Question 5.4. If instead you guess that each waiting time will be the same as the previous waiting time, how many minutes would your guess differ from the actual time, averaging over every wait time except the first one.

For example, since the first three waiting times are 79, 54, and 74, the average difference between your guess and the actual time for just the second and third eruption would be $\frac{|79-54|+ |54-74|}{2} = 22.5$.

In [ ]:
average_error = ...
average_error

6. Tables

Question 6.1. Suppose you have 4 apples, 3 oranges, and 3 pineapples. (Perhaps you're using Python to solve a high school Algebra problem.) Create a table that contains this information. It should have two columns: "fruit name" and "count". Give it the name fruits.

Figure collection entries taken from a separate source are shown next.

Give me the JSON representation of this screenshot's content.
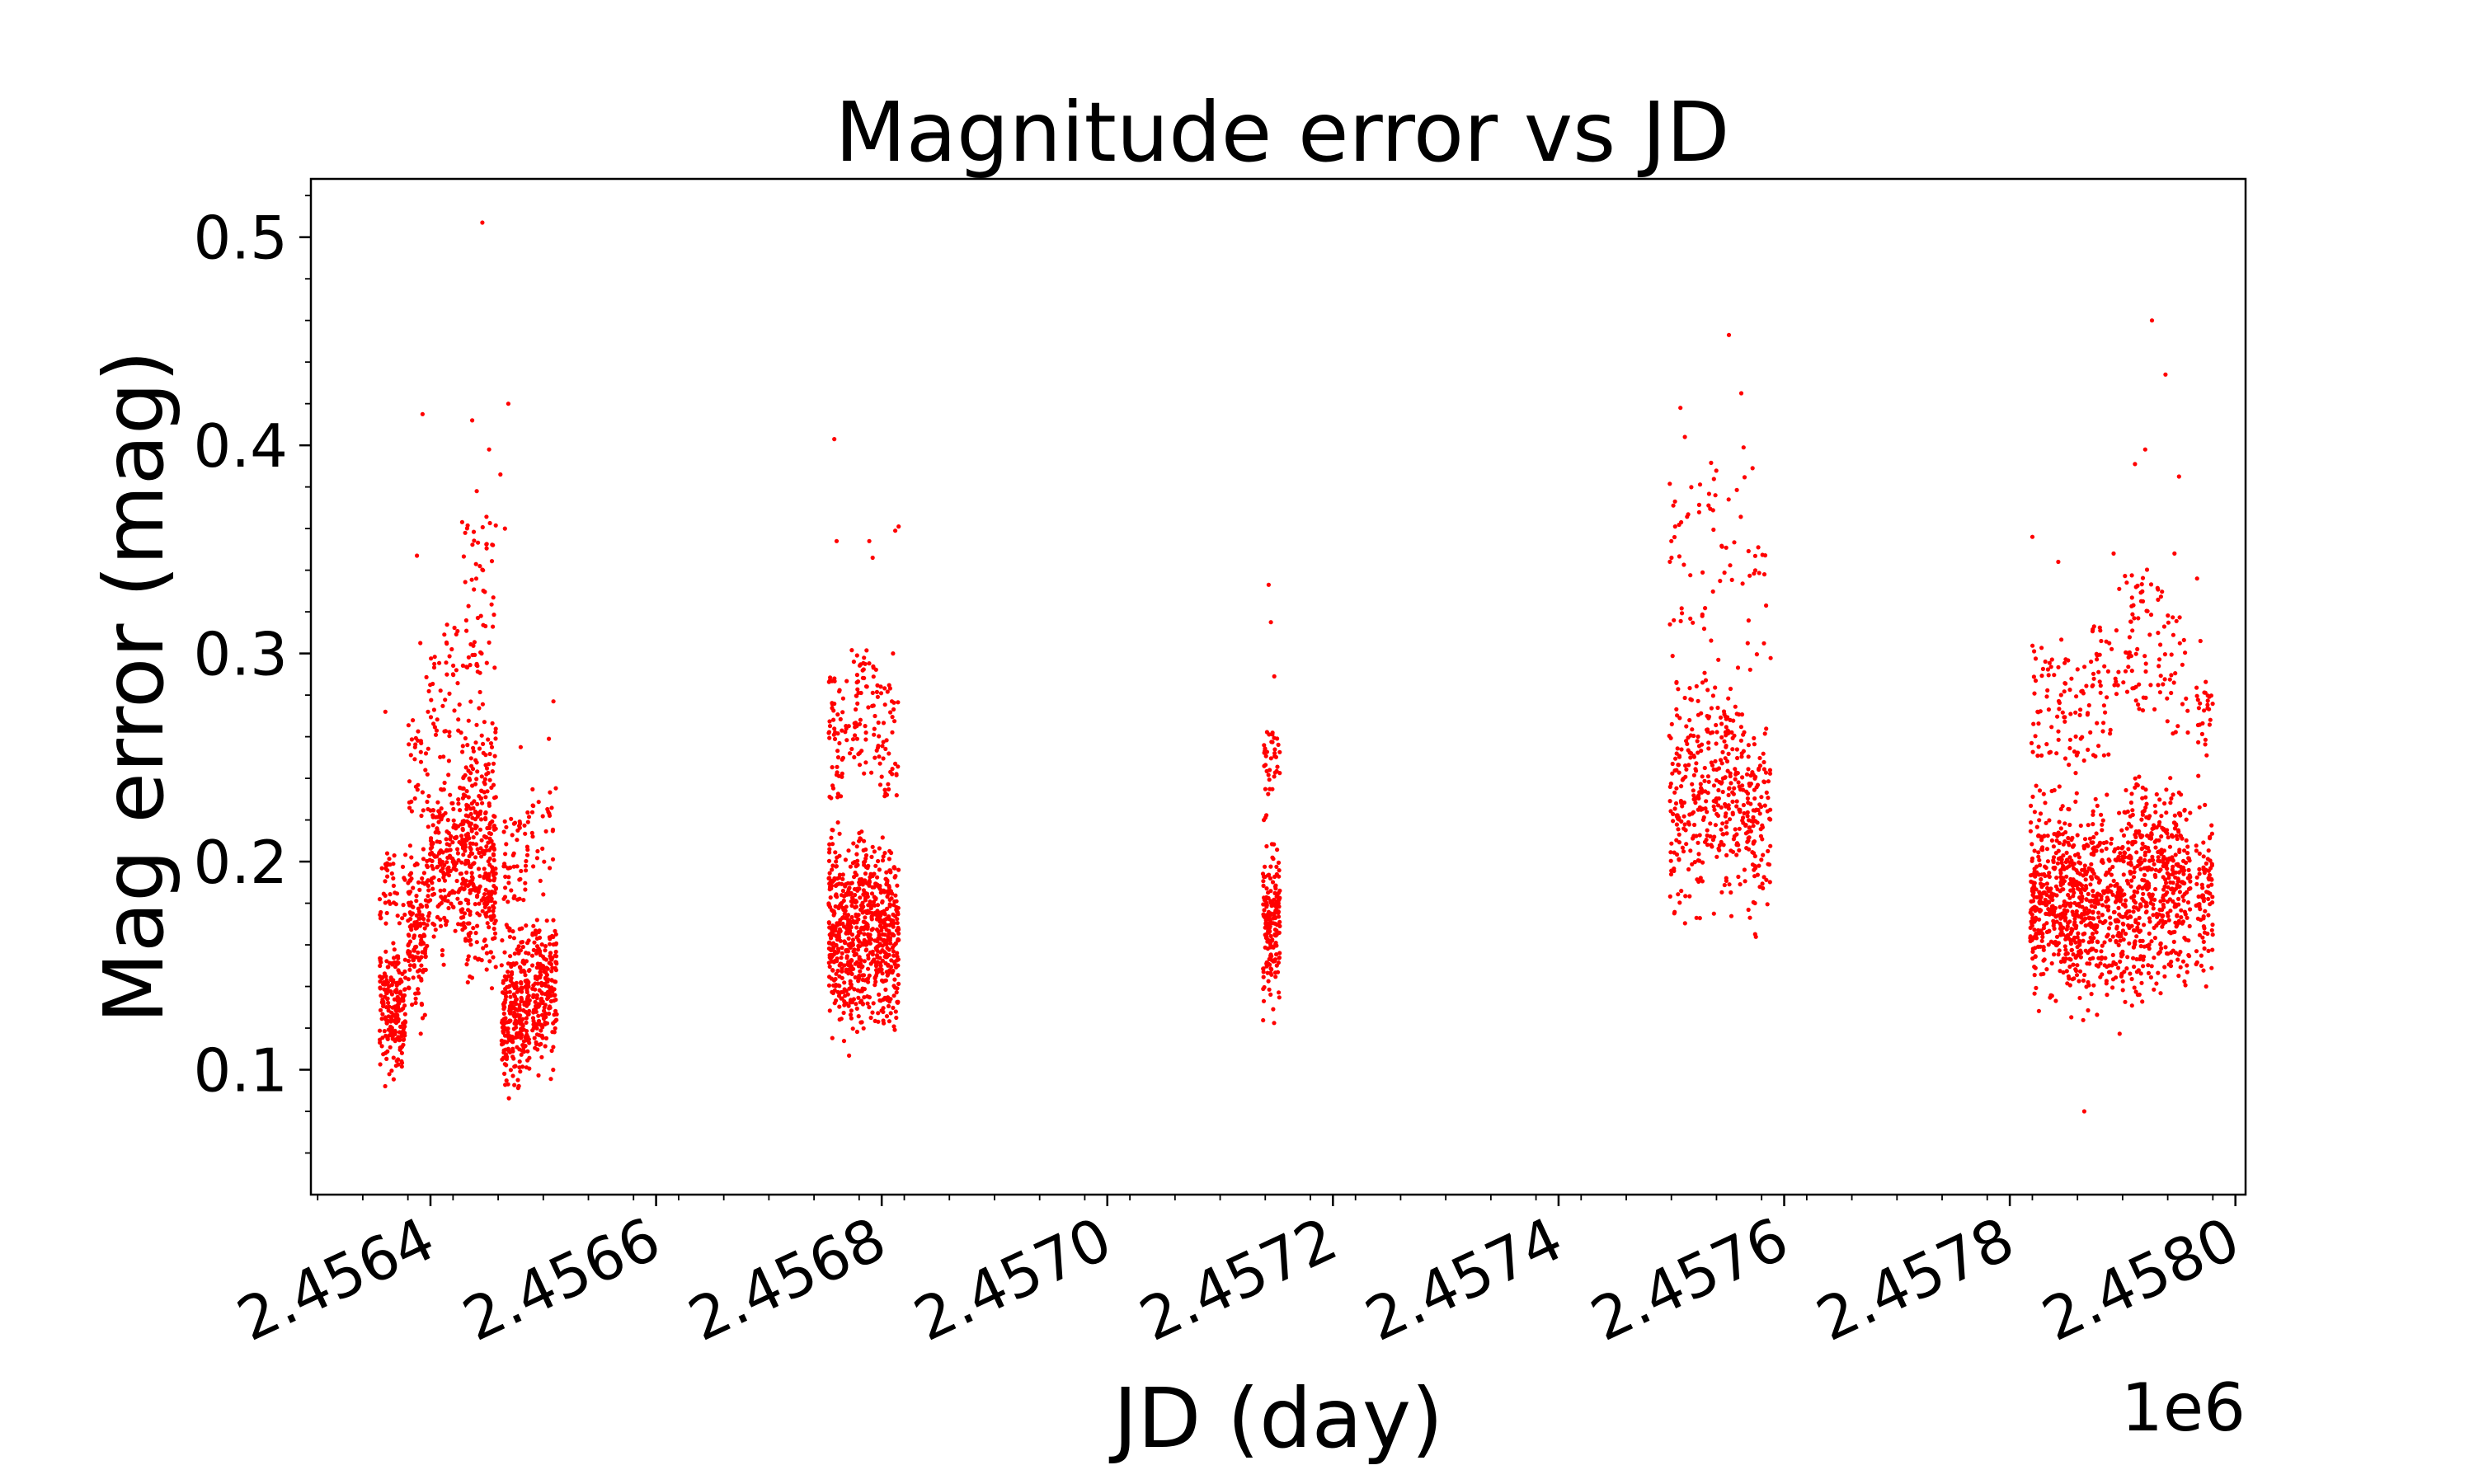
{
  "chart_data": {
    "type": "scatter",
    "title": "Magnitude error vs JD",
    "xlabel": "JD (day)",
    "ylabel": "Mag error (mag)",
    "x_offset_label": "1e6",
    "x_scale": 1000000,
    "xlim": [
      2456294,
      2458009
    ],
    "ylim": [
      0.04,
      0.528
    ],
    "x_ticks": [
      2456400,
      2456600,
      2456800,
      2457000,
      2457200,
      2457400,
      2457600,
      2457800,
      2458000
    ],
    "x_tick_labels": [
      "2.4564",
      "2.4566",
      "2.4568",
      "2.4570",
      "2.4572",
      "2.4574",
      "2.4576",
      "2.4578",
      "2.4580"
    ],
    "y_ticks": [
      0.1,
      0.2,
      0.3,
      0.4,
      0.5
    ],
    "y_tick_labels": [
      "0.1",
      "0.2",
      "0.3",
      "0.4",
      "0.5"
    ],
    "grid": false,
    "marker_color": "#ff0000",
    "series": [
      {
        "clusters": [
          {
            "x_range": [
              2456355,
              2456378
            ],
            "y_min": 0.07,
            "y_typical": [
              0.09,
              0.17
            ],
            "n": 260
          },
          {
            "x_range": [
              2456380,
              2456396
            ],
            "y_min": 0.08,
            "y_typical": [
              0.11,
              0.22
            ],
            "n": 170
          },
          {
            "x_range": [
              2456396,
              2456412
            ],
            "y_min": 0.12,
            "y_typical": [
              0.14,
              0.25
            ],
            "n": 130
          },
          {
            "x_range": [
              2456412,
              2456428
            ],
            "y_min": 0.1,
            "y_typical": [
              0.14,
              0.26
            ],
            "n": 130
          },
          {
            "x_range": [
              2456428,
              2456458
            ],
            "y_min": 0.095,
            "y_typical": [
              0.12,
              0.29
            ],
            "n": 420
          },
          {
            "x_range": [
              2456463,
              2456488
            ],
            "y_min": 0.065,
            "y_typical": [
              0.08,
              0.18
            ],
            "n": 340
          },
          {
            "x_range": [
              2456490,
              2456512
            ],
            "y_min": 0.07,
            "y_typical": [
              0.085,
              0.19
            ],
            "n": 230
          },
          {
            "x_range": [
              2456753,
              2456773
            ],
            "y_min": 0.08,
            "y_typical": [
              0.1,
              0.23
            ],
            "n": 320
          },
          {
            "x_range": [
              2456773,
              2456795
            ],
            "y_min": 0.08,
            "y_typical": [
              0.1,
              0.24
            ],
            "n": 320
          },
          {
            "x_range": [
              2456795,
              2456815
            ],
            "y_min": 0.08,
            "y_typical": [
              0.1,
              0.23
            ],
            "n": 300
          },
          {
            "x_range": [
              2457138,
              2457153
            ],
            "y_min": 0.1,
            "y_typical": [
              0.12,
              0.22
            ],
            "n": 220
          },
          {
            "x_range": [
              2457498,
              2457530
            ],
            "y_min": 0.13,
            "y_typical": [
              0.15,
              0.31
            ],
            "n": 200
          },
          {
            "x_range": [
              2457530,
              2457565
            ],
            "y_min": 0.14,
            "y_typical": [
              0.16,
              0.32
            ],
            "n": 210
          },
          {
            "x_range": [
              2457565,
              2457588
            ],
            "y_min": 0.13,
            "y_typical": [
              0.15,
              0.29
            ],
            "n": 130
          },
          {
            "x_range": [
              2457818,
              2457848
            ],
            "y_min": 0.095,
            "y_typical": [
              0.12,
              0.25
            ],
            "n": 330
          },
          {
            "x_range": [
              2457848,
              2457873
            ],
            "y_min": 0.08,
            "y_typical": [
              0.11,
              0.24
            ],
            "n": 280
          },
          {
            "x_range": [
              2457873,
              2457900
            ],
            "y_min": 0.09,
            "y_typical": [
              0.11,
              0.25
            ],
            "n": 250
          },
          {
            "x_range": [
              2457900,
              2457935
            ],
            "y_min": 0.085,
            "y_typical": [
              0.11,
              0.27
            ],
            "n": 360
          },
          {
            "x_range": [
              2457935,
              2457960
            ],
            "y_min": 0.09,
            "y_typical": [
              0.12,
              0.26
            ],
            "n": 230
          },
          {
            "x_range": [
              2457965,
              2457980
            ],
            "y_min": 0.12,
            "y_typical": [
              0.13,
              0.24
            ],
            "n": 110
          }
        ],
        "outliers": [
          [
            2456360,
            0.272
          ],
          [
            2456388,
            0.347
          ],
          [
            2456393,
            0.415
          ],
          [
            2456391,
            0.305
          ],
          [
            2456420,
            0.29
          ],
          [
            2456437,
            0.412
          ],
          [
            2456441,
            0.378
          ],
          [
            2456446,
            0.507
          ],
          [
            2456452,
            0.398
          ],
          [
            2456462,
            0.386
          ],
          [
            2456469,
            0.42
          ],
          [
            2456466,
            0.36
          ],
          [
            2456480,
            0.255
          ],
          [
            2456505,
            0.259
          ],
          [
            2456509,
            0.277
          ],
          [
            2456758,
            0.403
          ],
          [
            2456760,
            0.354
          ],
          [
            2456792,
            0.346
          ],
          [
            2456789,
            0.354
          ],
          [
            2456815,
            0.361
          ],
          [
            2456812,
            0.359
          ],
          [
            2456810,
            0.3
          ],
          [
            2457143,
            0.333
          ],
          [
            2457145,
            0.315
          ],
          [
            2457148,
            0.289
          ],
          [
            2457500,
            0.354
          ],
          [
            2457508,
            0.418
          ],
          [
            2457512,
            0.404
          ],
          [
            2457539,
            0.376
          ],
          [
            2457551,
            0.453
          ],
          [
            2457562,
            0.425
          ],
          [
            2457564,
            0.399
          ],
          [
            2457572,
            0.389
          ],
          [
            2457577,
            0.351
          ],
          [
            2457584,
            0.323
          ],
          [
            2457820,
            0.356
          ],
          [
            2457843,
            0.344
          ],
          [
            2457866,
            0.08
          ],
          [
            2457881,
            0.306
          ],
          [
            2457892,
            0.348
          ],
          [
            2457897,
            0.331
          ],
          [
            2457911,
            0.391
          ],
          [
            2457920,
            0.398
          ],
          [
            2457926,
            0.46
          ],
          [
            2457938,
            0.434
          ],
          [
            2457946,
            0.348
          ],
          [
            2457950,
            0.385
          ],
          [
            2457966,
            0.336
          ],
          [
            2457969,
            0.306
          ]
        ]
      }
    ]
  }
}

Note: Use lower-case and singular words for the name of each fruit, like "apple".

In [ ]:
# Our solution uses 1 statement split over 3 lines.
fruits = ...
        ...
        ...
fruits

Question 6.2. The file inventory.csv contains information about the inventory at a fruit stand. Each row represents the contents of one box of fruit. Load it as a table named inventory.

In [ ]:
inventory = ...
inventory

Question 6.3. Does each box at the fruit stand contain a different fruit?

In [ ]:
# Set all_different to "Yes" if each box contains a different fruit or 
# to "No" if multiple boxes contain the same fruit
all_different = ...
all_different

Question 6.4. The file sales.csv contains the number of fruit sold from each box last Saturday. It has an extra column called "price per fruit (\$)" that's the price per item of fruit for fruit in that box. The rows are in the same order as the inventory table. Load these data into a table called sales.

In [ ]:
sales = ...
sales

Question 6.5. How many fruits did the store sell in total on that day?

In [ ]:
total_fruits_sold = ...
total_fruits_sold

Question 6.6. What was the store's total revenue (the total price of all fruits sold) on that day?

Hint: If you're stuck, think first about how you would compute the total revenue from just the grape sales.

In [ ]:
total_revenue = ...
total_revenue

Question 6.7. Make a new table called remaining_inventory. It should have the same rows and columns as inventory, except that the amount of fruit sold from each box should be subtracted from that box's count, so that the "count" is the amount of fruit remaining after Saturday.

In [ ]:
remaining_inventory = ...
    ...
    ...
    ...
remaining_inventory

7. Submission

Once you're finished, submit your assignment as a .ipynb (Jupyter Notebook) and .pdf (download as .html, then print to save as a .pdf) on the class Canvas site.